# 5k interval oil change



## Ronan1 (Mar 5, 2008)

Howdy all, I was planning to take my car to get the oil changed (at 15k) which is inbetween the 10-20k service intervals. I've found a local garage that specialises in VW's and he's got 0w40 Mobil 1 oil for me.
If I get this work done here, will it effect my warranty? Will my VW garage know that someone else has serviced the car? I have a pre-paid maintenance plan which is good up till 40k at the garage, so I'm happy to get the oil changes done at a non-dealer but specialist place, which is a bit less expensive and closer to where I live.
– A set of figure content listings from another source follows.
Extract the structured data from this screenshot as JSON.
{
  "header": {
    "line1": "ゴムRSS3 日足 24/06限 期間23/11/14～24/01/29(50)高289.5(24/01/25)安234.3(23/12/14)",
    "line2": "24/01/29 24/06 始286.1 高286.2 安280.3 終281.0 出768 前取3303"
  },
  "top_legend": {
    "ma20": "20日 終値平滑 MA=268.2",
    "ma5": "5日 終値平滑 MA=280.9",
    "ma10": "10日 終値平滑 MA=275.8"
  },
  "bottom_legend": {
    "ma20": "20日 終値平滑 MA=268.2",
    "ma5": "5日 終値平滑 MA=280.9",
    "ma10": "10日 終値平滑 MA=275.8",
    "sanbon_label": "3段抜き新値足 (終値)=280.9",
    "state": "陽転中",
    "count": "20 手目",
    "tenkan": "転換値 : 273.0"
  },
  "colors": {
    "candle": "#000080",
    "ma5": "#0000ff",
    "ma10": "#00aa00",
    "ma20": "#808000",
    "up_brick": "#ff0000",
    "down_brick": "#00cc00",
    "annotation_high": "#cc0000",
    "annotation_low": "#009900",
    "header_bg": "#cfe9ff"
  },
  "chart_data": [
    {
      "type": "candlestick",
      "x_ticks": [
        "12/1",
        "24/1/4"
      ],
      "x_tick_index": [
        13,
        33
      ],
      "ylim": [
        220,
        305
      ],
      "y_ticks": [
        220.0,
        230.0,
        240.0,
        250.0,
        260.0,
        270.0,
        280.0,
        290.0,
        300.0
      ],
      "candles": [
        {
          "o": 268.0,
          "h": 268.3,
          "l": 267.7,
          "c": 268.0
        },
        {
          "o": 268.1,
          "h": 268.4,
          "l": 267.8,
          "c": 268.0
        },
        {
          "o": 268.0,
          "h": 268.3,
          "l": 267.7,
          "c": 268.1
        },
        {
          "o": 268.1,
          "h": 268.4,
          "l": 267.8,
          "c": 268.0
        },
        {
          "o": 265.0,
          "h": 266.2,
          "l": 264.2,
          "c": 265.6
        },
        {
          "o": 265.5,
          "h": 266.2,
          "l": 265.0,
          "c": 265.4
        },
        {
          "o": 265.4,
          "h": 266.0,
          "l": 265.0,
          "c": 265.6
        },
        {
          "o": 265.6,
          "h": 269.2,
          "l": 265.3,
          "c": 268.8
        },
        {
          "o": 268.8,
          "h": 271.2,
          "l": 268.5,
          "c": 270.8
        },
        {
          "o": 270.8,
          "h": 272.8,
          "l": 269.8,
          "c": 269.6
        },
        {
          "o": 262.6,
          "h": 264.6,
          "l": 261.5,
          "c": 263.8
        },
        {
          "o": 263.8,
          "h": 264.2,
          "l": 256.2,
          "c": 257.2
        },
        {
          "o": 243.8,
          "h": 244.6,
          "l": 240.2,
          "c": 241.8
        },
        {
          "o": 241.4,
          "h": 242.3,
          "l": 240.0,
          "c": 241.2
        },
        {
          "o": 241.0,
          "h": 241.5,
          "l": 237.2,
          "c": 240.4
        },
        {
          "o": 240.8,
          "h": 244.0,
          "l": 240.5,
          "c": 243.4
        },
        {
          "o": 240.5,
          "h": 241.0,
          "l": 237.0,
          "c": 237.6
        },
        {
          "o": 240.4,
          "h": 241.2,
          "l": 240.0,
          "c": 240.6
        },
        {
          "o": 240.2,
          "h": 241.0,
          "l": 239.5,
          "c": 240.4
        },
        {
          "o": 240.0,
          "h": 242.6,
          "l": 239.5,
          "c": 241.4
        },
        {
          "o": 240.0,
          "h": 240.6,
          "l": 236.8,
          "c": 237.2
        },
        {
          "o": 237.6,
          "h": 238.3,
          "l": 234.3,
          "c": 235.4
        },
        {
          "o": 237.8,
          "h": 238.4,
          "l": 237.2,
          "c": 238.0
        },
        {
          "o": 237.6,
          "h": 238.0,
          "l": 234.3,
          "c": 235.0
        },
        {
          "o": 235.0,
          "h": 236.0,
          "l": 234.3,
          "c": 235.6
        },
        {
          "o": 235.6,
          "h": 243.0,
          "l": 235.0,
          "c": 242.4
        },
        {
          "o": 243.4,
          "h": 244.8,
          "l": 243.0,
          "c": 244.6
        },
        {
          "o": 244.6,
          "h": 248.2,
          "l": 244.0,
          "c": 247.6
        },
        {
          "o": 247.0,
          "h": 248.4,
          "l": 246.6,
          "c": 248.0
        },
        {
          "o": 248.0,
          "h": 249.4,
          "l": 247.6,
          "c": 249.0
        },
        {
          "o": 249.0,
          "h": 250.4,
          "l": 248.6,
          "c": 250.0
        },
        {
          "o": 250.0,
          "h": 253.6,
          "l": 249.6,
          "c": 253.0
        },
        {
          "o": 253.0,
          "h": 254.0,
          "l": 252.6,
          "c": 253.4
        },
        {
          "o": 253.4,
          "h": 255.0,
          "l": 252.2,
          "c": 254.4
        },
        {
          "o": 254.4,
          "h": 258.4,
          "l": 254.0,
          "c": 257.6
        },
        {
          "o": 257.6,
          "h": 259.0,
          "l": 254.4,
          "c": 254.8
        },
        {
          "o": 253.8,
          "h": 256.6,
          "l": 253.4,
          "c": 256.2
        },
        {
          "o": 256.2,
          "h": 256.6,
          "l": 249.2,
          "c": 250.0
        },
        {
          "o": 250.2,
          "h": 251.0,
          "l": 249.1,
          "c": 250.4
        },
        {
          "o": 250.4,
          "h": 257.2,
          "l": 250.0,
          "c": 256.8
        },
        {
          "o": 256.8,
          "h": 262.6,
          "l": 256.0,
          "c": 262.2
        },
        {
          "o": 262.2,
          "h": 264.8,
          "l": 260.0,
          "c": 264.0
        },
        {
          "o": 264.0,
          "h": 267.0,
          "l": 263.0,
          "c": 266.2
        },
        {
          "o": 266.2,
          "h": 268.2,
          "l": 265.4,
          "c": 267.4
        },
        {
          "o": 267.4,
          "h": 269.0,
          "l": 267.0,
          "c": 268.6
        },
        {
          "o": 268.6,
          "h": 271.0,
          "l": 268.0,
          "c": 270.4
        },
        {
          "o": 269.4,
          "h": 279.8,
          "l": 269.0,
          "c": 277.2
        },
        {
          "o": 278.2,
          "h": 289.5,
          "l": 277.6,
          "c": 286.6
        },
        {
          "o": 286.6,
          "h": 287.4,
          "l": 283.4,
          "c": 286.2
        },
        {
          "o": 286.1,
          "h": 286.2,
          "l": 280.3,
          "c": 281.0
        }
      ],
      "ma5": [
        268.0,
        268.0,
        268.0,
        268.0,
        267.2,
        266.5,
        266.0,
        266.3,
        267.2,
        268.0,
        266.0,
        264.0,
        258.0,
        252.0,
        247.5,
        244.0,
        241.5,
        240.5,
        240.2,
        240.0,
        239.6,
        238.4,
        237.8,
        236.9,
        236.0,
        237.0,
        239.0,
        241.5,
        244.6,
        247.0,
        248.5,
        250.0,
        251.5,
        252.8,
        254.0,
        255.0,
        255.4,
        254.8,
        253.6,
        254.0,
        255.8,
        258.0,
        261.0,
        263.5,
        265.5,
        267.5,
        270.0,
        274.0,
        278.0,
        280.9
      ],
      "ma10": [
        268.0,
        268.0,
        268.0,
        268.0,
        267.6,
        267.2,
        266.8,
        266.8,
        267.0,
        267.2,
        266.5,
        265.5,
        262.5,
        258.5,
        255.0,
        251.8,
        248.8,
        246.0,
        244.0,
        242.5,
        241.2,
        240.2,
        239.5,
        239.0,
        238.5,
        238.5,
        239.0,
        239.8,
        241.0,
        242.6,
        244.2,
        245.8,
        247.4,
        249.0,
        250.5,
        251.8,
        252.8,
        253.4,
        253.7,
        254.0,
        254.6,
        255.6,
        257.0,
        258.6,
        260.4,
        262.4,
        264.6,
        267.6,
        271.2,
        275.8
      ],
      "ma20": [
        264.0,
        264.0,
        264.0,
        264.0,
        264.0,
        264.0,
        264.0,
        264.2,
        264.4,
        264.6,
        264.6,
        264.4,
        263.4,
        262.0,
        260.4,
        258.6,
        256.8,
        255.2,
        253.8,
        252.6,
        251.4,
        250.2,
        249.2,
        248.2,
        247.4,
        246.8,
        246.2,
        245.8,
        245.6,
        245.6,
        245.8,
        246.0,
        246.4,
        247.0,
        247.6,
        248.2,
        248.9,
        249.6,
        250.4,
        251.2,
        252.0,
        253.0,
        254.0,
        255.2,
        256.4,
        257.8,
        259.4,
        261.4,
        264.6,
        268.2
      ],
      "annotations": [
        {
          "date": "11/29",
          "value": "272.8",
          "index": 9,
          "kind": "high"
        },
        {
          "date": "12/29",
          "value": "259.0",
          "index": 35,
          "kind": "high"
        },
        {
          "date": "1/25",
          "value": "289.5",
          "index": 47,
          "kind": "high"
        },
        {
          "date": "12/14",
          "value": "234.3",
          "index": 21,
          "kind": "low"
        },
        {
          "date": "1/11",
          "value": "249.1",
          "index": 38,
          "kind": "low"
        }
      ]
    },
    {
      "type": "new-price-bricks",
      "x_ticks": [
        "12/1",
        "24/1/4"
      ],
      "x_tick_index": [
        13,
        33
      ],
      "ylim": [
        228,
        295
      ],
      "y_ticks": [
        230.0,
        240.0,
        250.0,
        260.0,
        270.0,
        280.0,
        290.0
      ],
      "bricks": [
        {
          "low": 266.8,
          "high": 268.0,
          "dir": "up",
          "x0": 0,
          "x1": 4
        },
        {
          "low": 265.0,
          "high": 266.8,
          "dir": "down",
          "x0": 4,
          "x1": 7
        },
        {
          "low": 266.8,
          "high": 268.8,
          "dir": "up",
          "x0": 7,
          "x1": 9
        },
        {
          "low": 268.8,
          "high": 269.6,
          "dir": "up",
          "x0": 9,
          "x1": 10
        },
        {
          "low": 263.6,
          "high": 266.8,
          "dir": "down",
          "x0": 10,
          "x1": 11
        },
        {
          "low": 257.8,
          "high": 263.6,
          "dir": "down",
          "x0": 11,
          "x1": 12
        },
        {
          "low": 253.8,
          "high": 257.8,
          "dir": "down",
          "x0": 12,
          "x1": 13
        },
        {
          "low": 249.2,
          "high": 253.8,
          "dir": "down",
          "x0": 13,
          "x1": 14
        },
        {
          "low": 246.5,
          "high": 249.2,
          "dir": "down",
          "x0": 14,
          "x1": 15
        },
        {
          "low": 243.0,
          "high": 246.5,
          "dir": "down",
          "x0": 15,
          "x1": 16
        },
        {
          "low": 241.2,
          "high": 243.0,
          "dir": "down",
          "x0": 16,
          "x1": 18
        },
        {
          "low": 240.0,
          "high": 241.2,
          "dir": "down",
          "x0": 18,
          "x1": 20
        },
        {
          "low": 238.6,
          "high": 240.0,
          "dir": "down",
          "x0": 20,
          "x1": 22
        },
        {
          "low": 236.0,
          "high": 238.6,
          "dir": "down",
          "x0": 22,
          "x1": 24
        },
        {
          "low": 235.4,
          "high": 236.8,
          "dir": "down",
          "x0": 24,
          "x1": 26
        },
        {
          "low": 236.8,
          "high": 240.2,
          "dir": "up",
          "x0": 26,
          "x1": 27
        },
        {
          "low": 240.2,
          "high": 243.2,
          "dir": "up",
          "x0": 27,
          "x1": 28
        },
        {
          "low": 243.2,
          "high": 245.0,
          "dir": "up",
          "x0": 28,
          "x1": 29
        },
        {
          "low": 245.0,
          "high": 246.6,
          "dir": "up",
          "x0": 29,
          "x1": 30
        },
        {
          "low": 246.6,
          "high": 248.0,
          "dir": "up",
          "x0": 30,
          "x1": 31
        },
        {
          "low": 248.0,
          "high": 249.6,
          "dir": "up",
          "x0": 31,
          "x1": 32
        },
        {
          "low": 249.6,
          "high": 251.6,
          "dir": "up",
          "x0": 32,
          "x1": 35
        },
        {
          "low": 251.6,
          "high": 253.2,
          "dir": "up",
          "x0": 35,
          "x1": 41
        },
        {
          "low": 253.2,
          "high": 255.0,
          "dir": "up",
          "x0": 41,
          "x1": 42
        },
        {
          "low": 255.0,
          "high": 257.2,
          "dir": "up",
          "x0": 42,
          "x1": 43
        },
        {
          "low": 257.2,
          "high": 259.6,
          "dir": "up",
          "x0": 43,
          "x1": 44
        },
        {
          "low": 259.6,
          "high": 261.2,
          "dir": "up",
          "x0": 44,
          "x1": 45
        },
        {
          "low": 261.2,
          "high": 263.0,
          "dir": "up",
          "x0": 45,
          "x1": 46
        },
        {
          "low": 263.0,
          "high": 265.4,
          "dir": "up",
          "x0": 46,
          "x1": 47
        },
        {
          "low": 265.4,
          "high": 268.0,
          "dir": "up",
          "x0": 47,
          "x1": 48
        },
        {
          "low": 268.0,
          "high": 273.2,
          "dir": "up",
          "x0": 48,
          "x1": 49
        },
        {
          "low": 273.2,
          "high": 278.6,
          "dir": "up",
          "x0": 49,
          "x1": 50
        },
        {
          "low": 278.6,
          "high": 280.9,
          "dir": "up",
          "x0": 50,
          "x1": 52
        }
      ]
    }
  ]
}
Any thoughts guys?


----------



## AZV6 (May 3, 2006)

*Re: 5k interval oil change (Ronan1)*

Mobil 1 is VW approved.
here are the mobil that are approved for 502.00 :
Mobil Mobil Special X SAE 5W-40
Mobil Mobil Syst S ESP SAE 5W-30
Mobil Mobil 1 SAE 5W-40
Mobil Mobil Synt S SAE 5W-40
Mobil Mobil 1 SAE 0W-40
MobilMobil 1 Turbo Diesel SAE 0W-40
MobilMobil 1 Turbo Diesel SAE 5W-40
MobilMobil 1 Arctic SAE 0W-40
MobilMobil Synt S Turbo DieselSAE 5W-40
MobilTecar 50501SAE 5W-30
MobilMobil Special X SAE 5W-40
MobilMobil 1 Formula C SAE 0W-40
There should be no issue as long as you have a invoice for it.
jason


----------



## Ronan1 (Mar 5, 2008)

*Re: 5k interval oil change (AZV6)*

thanks!


----------



## AZV6 (May 3, 2006)

*Re: 5k interval oil change (Ronan1)*

Bare in mind I don't recommend it.
I think it makes the car slightly sluggish.
If anything use the 5w-30
I suggest OEM oil or if you can find it in your area which should not be a problem, get Pentosin High performance 5w-40 or Lubro-moly
Jason


----------